Efficiencies need to be strategically applied. Something that is efficient today may not be efficient tomorrow, and only efficiencies that increase through time are truly great efficiencies.

Moreover, efficiencies in individual devices are not always the best approach. Generally, efficiencies in large systems have much better payoffs than individual component efficiencies.  In the maritime industry we know this, because containerization is superefficient as a system. Although an individual container may not be the most efficient package for every random object, as a system, it beats any other solution.

Meanwhile, building ever larger container ships may reduce the carbon footprint per box mile, but running half full super large container ships within the system is less efficient than running full smaller container ships. The solution to this problem actually also applies to cars. Run small cars when you are alone, and use (own or rent) larger cars only when you carry a full load.

I know, it is all so confusing. Is there are straightforward approach that avoids these pitfalls?    

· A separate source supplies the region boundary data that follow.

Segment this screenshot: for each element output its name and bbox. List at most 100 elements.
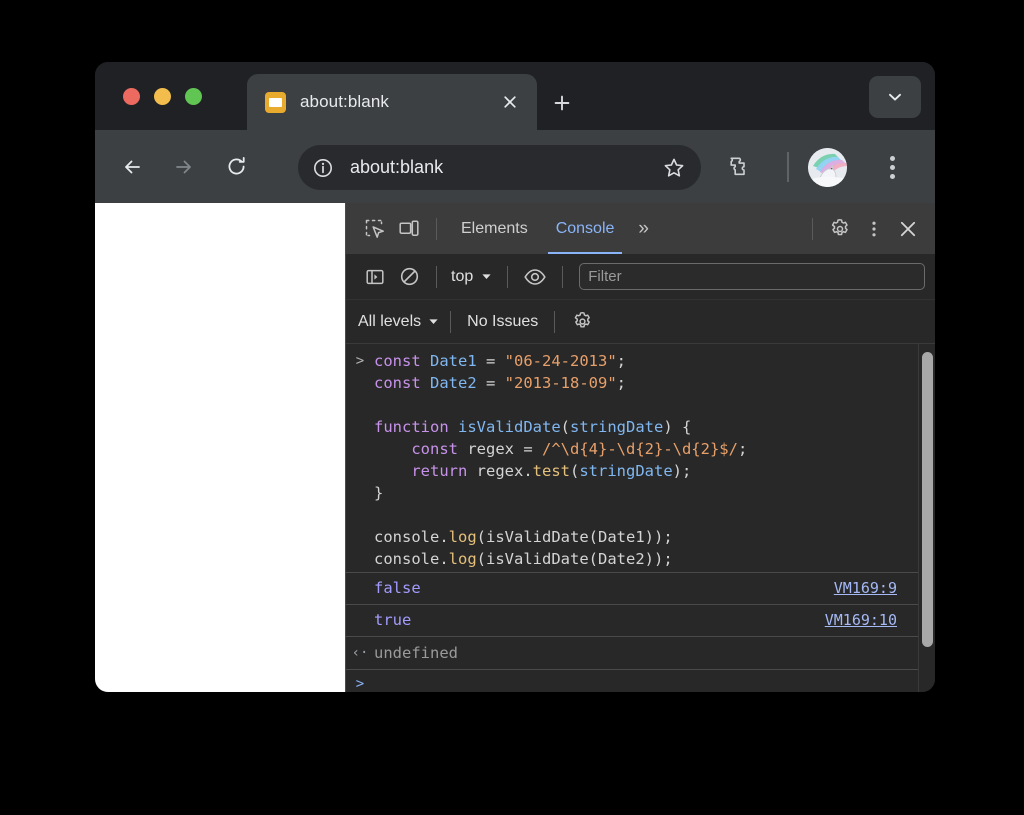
code-token: Date2 — [430, 374, 486, 392]
command-prompt-glyph: > — [355, 353, 365, 369]
browser-window: about:blank about:blank Elements Console… — [95, 62, 935, 692]
code-token: ( — [476, 528, 486, 546]
code-token: console. — [374, 550, 449, 568]
console-scrollbar[interactable] — [918, 344, 935, 692]
execution-context-select[interactable]: top — [447, 268, 497, 286]
more-options-icon[interactable] — [857, 212, 891, 246]
console-output[interactable]: > const Date1 = "06-24-2013"; const Date… — [346, 344, 935, 692]
evaluation-glyph: ‹· — [351, 645, 369, 661]
code-token: /^\d{4}-\d{2}-\d{2}$/ — [542, 440, 738, 458]
code-token: log — [448, 550, 477, 568]
console-sidebar-icon[interactable] — [358, 260, 392, 294]
code-token: ); — [672, 462, 692, 480]
code-token: ; — [616, 374, 626, 392]
extensions-puzzle-icon[interactable] — [720, 148, 758, 186]
result-value: true — [374, 611, 412, 629]
tabbar-divider-2 — [812, 217, 813, 240]
code-token: function — [374, 418, 458, 436]
console-evaluation-row: ‹· undefined — [346, 636, 919, 669]
bookmark-star-icon[interactable] — [659, 153, 689, 183]
reload-button[interactable] — [217, 148, 255, 186]
code-token: Date1 — [430, 352, 486, 370]
devtools-panel: Elements Console » top Filter All levels… — [345, 203, 935, 692]
code-token: )); — [644, 550, 673, 568]
console-command-block: > const Date1 = "06-24-2013"; const Date… — [346, 344, 919, 572]
more-tabs-icon[interactable]: » — [628, 203, 659, 254]
inspect-element-icon[interactable] — [358, 212, 392, 246]
browser-menu-icon[interactable] — [873, 148, 911, 186]
toolbar-divider — [787, 152, 789, 182]
code-token: "2013-18-09" — [504, 374, 617, 392]
code-token: = — [523, 440, 542, 458]
forward-button[interactable] — [165, 148, 203, 186]
close-devtools-icon[interactable] — [891, 212, 925, 246]
code-token: Date1 — [598, 528, 645, 546]
chevron-down-icon — [482, 274, 491, 279]
code-token: )); — [644, 528, 673, 546]
tab-elements[interactable]: Elements — [447, 203, 542, 254]
console-toolbar: top — [346, 254, 935, 300]
log-levels-label: All levels — [358, 312, 422, 330]
window-minimize-button[interactable] — [154, 88, 171, 105]
new-tab-button[interactable] — [547, 88, 577, 118]
code-token: = — [486, 352, 505, 370]
close-tab-icon[interactable] — [497, 89, 523, 115]
browser-tab[interactable]: about:blank — [247, 74, 537, 130]
code-token: isValidDate — [458, 418, 561, 436]
tab-console[interactable]: Console — [542, 203, 629, 254]
tabbar-divider-1 — [436, 217, 437, 240]
code-token: const — [374, 352, 430, 370]
code-token: stringDate — [570, 418, 664, 436]
prompt-caret-glyph: > — [355, 676, 365, 692]
code-token: ( — [588, 550, 598, 568]
code-token: Date2 — [598, 550, 645, 568]
filter-input[interactable] — [579, 263, 925, 290]
code-token: const — [411, 440, 468, 458]
back-button[interactable] — [113, 148, 151, 186]
chevron-down-icon — [429, 319, 438, 324]
code-token: regex — [467, 440, 524, 458]
page-viewport — [95, 203, 345, 692]
profile-avatar[interactable] — [808, 148, 847, 187]
device-toolbar-icon[interactable] — [392, 212, 426, 246]
code-token: ; — [737, 440, 748, 458]
result-value: false — [374, 579, 421, 597]
code-token: test — [532, 462, 570, 480]
console-toolbar-secondary: All levels No Issues — [346, 300, 935, 344]
code-token: log — [448, 528, 477, 546]
toolbar2-divider-1 — [450, 310, 452, 333]
code-token: ) { — [663, 418, 692, 436]
console-prompt-row[interactable]: > — [346, 669, 919, 692]
console-scroll-area: > const Date1 = "06-24-2013"; const Date… — [346, 344, 919, 692]
code-token: stringDate — [579, 462, 673, 480]
result-source-link[interactable]: VM169:10 — [825, 609, 919, 631]
site-info-icon[interactable] — [308, 153, 338, 183]
tab-title: about:blank — [300, 92, 390, 111]
code-token: ( — [588, 528, 598, 546]
console-toolbar-divider-2 — [507, 265, 509, 288]
execution-context-label: top — [451, 267, 474, 285]
toolbar2-divider-2 — [554, 310, 556, 333]
tab-search-button[interactable] — [869, 76, 921, 118]
log-levels-select[interactable]: All levels — [358, 313, 440, 331]
console-result-row: true VM169:10 — [346, 604, 919, 636]
window-traffic-lights — [123, 88, 202, 105]
code-token: regex. — [476, 462, 533, 480]
code-token: const — [374, 374, 430, 392]
code-token: "06-24-2013" — [504, 352, 617, 370]
settings-gear-icon[interactable] — [823, 212, 857, 246]
evaluation-value: undefined — [374, 644, 458, 662]
code-token: ( — [560, 418, 570, 436]
window-maximize-button[interactable] — [185, 88, 202, 105]
browser-toolbar: about:blank — [95, 130, 935, 203]
issues-counter[interactable]: No Issues — [461, 313, 544, 331]
address-bar[interactable]: about:blank — [298, 145, 701, 190]
result-source-link[interactable]: VM169:9 — [834, 577, 919, 599]
console-scrollbar-thumb[interactable] — [922, 352, 933, 647]
window-close-button[interactable] — [123, 88, 140, 105]
console-settings-gear-icon[interactable] — [565, 305, 599, 339]
code-token: ( — [569, 462, 580, 480]
live-expression-icon[interactable] — [518, 260, 552, 294]
clear-console-icon[interactable] — [392, 260, 426, 294]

After some pondering, I think I can reduce it to this logical sequence:


  1. It is the carbon. We want zero carbon as soon as possible.
  2. Focus on sustainable electricity generation.
  3. Provide the smallest device that can do the job.
  4. Electrify everything.
  5. Avoid building new carbon fuel IC equipment at all cost.
  6. Efficiency increases are a great way to speed up sustainability, but not if it achieved by introducing long term carbon fuel use.
  7. If a liquid or other chemical fuel is needed, provide equipment that can use fuels that can eventually be produced as green fuels such as hydrogen or methanol.  
  8. Don’t sweat green fuel costs, once there is ample sustainable electrical energy, all other required fuels such as green methanol, or green hydrogen will become much cheaper.

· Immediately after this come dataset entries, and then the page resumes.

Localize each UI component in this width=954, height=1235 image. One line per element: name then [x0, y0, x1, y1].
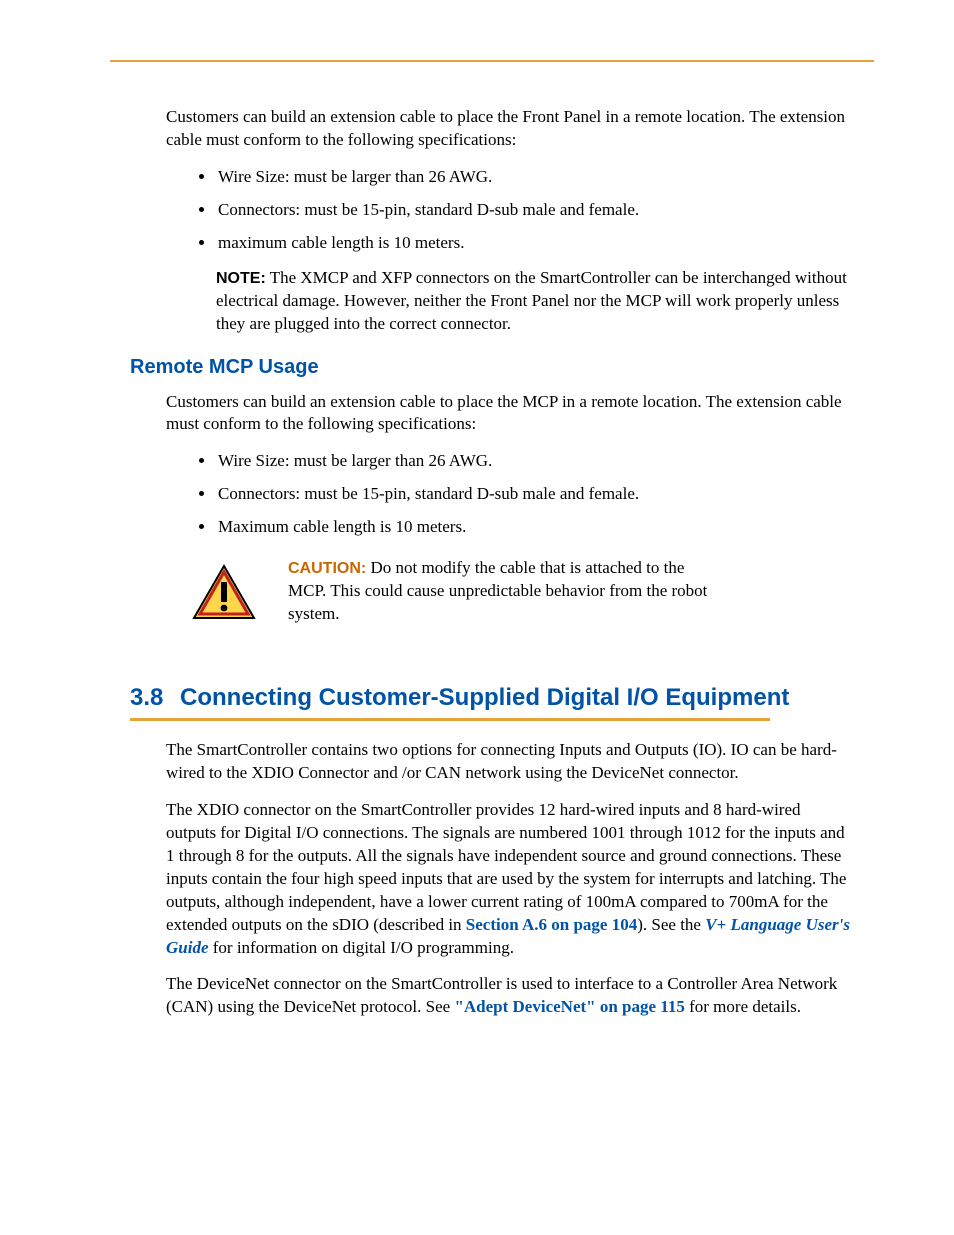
caution-block: CAUTION: Do not modify the cable that is… [192, 557, 854, 626]
note-label: NOTE: [216, 270, 266, 287]
page: Customers can build an extension cable t… [0, 0, 954, 1235]
body-content: Customers can build an extension cable t… [166, 106, 854, 336]
section-para-2: The XDIO connector on the SmartControlle… [166, 799, 854, 960]
text-span: for more details. [685, 997, 801, 1016]
mcp-content: Customers can build an extension cable t… [166, 391, 854, 627]
note-block: NOTE: The XMCP and XFP connectors on the… [216, 267, 854, 336]
link-adept-devicenet[interactable]: "Adept DeviceNet" on page 115 [454, 997, 684, 1016]
text-span: The XDIO connector on the SmartControlle… [166, 800, 846, 934]
note-text: The XMCP and XFP connectors on the Smart… [216, 268, 847, 333]
list-item: Wire Size: must be larger than 26 AWG. [216, 166, 854, 189]
list-item: Maximum cable length is 10 meters. [216, 516, 854, 539]
text-span: ). See the [637, 915, 705, 934]
mcp-bullets: Wire Size: must be larger than 26 AWG. C… [166, 450, 854, 539]
caution-label: CAUTION: [288, 560, 366, 577]
list-item: maximum cable length is 10 meters. [216, 232, 854, 255]
section-title: Connecting Customer-Supplied Digital I/O… [180, 684, 789, 712]
intro-bullets: Wire Size: must be larger than 26 AWG. C… [166, 166, 854, 255]
caution-text: CAUTION: Do not modify the cable that is… [288, 557, 708, 626]
link-section-a6[interactable]: Section A.6 on page 104 [466, 915, 637, 934]
section-number: 3.8 [130, 684, 180, 712]
mcp-paragraph: Customers can build an extension cable t… [166, 391, 854, 437]
list-item: Wire Size: must be larger than 26 AWG. [216, 450, 854, 473]
text-span: for information on digital I/O programmi… [209, 938, 514, 957]
list-item: Connectors: must be 15-pin, standard D-s… [216, 199, 854, 222]
section-content: The SmartController contains two options… [166, 739, 854, 1019]
warning-triangle-icon [192, 564, 256, 620]
intro-paragraph: Customers can build an extension cable t… [166, 106, 854, 152]
section-rule [130, 718, 770, 721]
section-para-3: The DeviceNet connector on the SmartCont… [166, 973, 854, 1019]
subheading-remote-mcp: Remote MCP Usage [130, 356, 854, 379]
section-heading: 3.8 Connecting Customer-Supplied Digital… [130, 684, 854, 712]
section-para-1: The SmartController contains two options… [166, 739, 854, 785]
list-item: Connectors: must be 15-pin, standard D-s… [216, 483, 854, 506]
top-rule [110, 60, 874, 62]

Keep in mind this is a logical sequence from a design point of view.  Consumers can only respond to it if we provide the proper products. Without the proper products, we cannot blame them for not doing the right thing.
Therefore, first the designers, engineers, policy makers, NGO’s and manufacturers need to get their head around the problem and, most of all, they need to stay away from promulgating sloppy arguments and studies.


For every column I write MREN has agreed to make a small contribution to an organization of my choice. For this column I select the Sierra Club. When I was trying to find the CO2 emissions for the production of a gallon of gasoline, they popped up first with a well-supported answer.